Fatima Meer is banned for a second time

Fatima MeerFatima Meer

Date: 31 July, 1981

Federation of South African Women (FSAW or FEDSAW) president and the first person to be banned under the 1976 Internal Security Act, Fatima Meer, was banned again for a further five years. Her first ban emanated from trying to organise a rally with Steve Biko. Shortly after her release in 1976, Fatima survived an assassination attempt, when her house was petrol bombed. Her second ban followed the re-emergence of FEDSAW. Through her organisation, Meer was one of the initiators of the Free Mandela Campaign launched in 1981 to call for the release of Nelson Mandela and all political prisoners. She was also involved in campaigns to save the lives of African National Congress (ANC) members sentenced to death, and mobilised support for their families, as well as for political prisoners, detainees and banned people and their families.

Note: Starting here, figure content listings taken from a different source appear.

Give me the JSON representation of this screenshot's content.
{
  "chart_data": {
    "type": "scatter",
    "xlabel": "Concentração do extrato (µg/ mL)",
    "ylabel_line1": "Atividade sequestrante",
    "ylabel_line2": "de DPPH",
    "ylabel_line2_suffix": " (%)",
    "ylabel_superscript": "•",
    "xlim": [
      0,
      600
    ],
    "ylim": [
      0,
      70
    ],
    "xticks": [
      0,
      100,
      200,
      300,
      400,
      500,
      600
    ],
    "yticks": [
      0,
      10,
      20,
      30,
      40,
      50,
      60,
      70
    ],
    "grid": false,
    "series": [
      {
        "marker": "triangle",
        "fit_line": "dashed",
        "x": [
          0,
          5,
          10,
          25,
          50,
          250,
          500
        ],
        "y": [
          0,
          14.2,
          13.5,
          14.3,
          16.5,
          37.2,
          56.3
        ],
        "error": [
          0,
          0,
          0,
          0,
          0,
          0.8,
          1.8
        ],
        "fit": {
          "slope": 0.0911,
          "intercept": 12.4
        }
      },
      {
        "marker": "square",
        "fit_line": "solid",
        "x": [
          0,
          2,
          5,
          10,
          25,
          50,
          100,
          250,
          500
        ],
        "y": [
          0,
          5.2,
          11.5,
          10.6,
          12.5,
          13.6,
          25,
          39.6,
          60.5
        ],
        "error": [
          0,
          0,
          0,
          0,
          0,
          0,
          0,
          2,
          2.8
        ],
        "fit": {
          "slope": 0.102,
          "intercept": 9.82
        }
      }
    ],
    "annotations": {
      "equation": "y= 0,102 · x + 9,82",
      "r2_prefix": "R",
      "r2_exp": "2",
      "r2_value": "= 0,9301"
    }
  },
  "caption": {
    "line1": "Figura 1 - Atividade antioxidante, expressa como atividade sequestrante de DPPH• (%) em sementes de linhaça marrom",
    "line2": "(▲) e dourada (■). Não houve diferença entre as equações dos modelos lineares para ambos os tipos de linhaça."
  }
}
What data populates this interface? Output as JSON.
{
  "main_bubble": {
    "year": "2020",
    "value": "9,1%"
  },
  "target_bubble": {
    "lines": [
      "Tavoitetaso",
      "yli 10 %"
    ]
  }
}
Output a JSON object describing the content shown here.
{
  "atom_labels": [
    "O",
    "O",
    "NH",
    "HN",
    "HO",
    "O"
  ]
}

In 1981 FEDSAW was again one of the initiators of a call to set up regional committees to co-ordinate a campaign to boycott the celebration of the twentieth anniversary of the founding in 1961 of the (white) Republic of South Africa. The federation also took up 'grassroots' issues, fighting against rent and bus fare increases, against forced removals, and for health and childcare facilities. When school pupils engaged in protests and boycotts, it expressed its solidarity with them. It was these resultant actions by FEDSAW that saw Meer banned for a further five years.

References:

Kalley, J.A.; Schoeman, E. & Andor, L.E. (eds)(1999). Southern African Political History: a chronology of key political events from independence to mid-1997, Westport: Greenwood.